The pod rolled up right on the dot, and I was already outside waiting for it. But to my surprise, when the door opened, Uncle was waiting in it.
It had a driver of course, who probably doubled as a bodyguard. Now that I knew Uncle had deadly enemies, plus there were rebels, that just made sense. I got in, very formal and all, but as soon as the door dropped, the decorum got thrown out, as Uncle grabbed me and hugged me as hard as can be! I hugged back, of course.
“I am so incredibly proud of you!” Uncle said, holding me at arm’s length and beaming at me.
Which told me that this pod must have been taken apart piece by piece and gone over for listening bugs. “Joy, I want you to know I never, ever thought that anyone would cause you serious harm when I brought you here. I will admit I did so with the intention of seeing who might try to use you. I never thought things would go this far.”

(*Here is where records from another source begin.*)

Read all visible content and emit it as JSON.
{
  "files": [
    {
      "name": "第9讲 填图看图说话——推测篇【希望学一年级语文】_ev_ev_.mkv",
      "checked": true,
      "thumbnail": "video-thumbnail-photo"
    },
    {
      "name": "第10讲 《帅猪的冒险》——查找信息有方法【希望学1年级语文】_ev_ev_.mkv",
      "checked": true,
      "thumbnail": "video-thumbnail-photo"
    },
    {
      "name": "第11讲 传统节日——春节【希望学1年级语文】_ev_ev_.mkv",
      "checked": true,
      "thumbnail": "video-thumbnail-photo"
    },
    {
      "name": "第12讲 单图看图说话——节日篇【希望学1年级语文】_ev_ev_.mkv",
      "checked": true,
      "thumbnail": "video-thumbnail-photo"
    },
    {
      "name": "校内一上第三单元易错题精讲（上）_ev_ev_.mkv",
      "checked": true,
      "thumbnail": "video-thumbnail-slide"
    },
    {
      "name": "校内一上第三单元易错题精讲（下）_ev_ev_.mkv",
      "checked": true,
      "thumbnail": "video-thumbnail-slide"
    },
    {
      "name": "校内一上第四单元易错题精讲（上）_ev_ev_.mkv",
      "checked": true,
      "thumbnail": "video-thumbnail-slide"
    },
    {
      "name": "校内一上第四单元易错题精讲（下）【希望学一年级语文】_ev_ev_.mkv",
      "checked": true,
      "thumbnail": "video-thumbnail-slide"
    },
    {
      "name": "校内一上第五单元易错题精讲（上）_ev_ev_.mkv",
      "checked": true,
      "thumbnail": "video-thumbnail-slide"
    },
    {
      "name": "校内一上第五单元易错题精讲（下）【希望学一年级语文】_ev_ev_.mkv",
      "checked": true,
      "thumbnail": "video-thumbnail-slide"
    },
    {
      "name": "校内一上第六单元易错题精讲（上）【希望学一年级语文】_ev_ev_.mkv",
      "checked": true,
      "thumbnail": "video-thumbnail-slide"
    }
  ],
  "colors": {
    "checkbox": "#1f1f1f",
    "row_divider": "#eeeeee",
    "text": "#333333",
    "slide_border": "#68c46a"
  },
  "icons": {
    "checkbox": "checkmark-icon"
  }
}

“Well, now we know they’re ruthless and they’re stupid,” I replied as bravely as I could. “Ruthless, that’s obvious. And stupid because they clearly didn’t bother studying either of us.”
“I wish I had warned you more explicitly and I had done it while you were still back home,” he said.
Well, I’ve said before that one of the things I’ve studied at the Monastery is The Art of War and The Book of Five Rings. Not a lot, but I’ve studied them. So, I wasn’t like all how could you! I just shrugged. “‘Let your plans be dark and impenetrable as night, and when you move, fall like a thunderbolt.’” I quoted. He smiled so broadly I thought his face might split in two.
“You sound just like my brother, and I see you have gotten an excellent education.” He hesitated a moment. “There is a great deal going on that—”
“You can’t tell me about,” I finished for him. “You’re the general, Uncle. I’m just the soldier.” I figured I would leave it at that. And that seemed to satisfy him.
“We won’t be as much strangers now,” he said, changing the subject—or maybe not. “There can be no question in anyone’s mind about favoritism now that you’ve earned Elite.” And that made me almost giggle I was so happy.
He picked a place to eat at random and didn’t have to explain to me why: it would be impossible for anyone to have set up spy-ears that way. We made a big stir among the patrons when we came in, but no one was daring or bad-mannered enough to try to come up to us. We got a little private alcove, and I couldn’t tell you what we ate, because I was just too busy finally being with my uncle, and not the Prefect Charmand. Finally I had family, all of my own.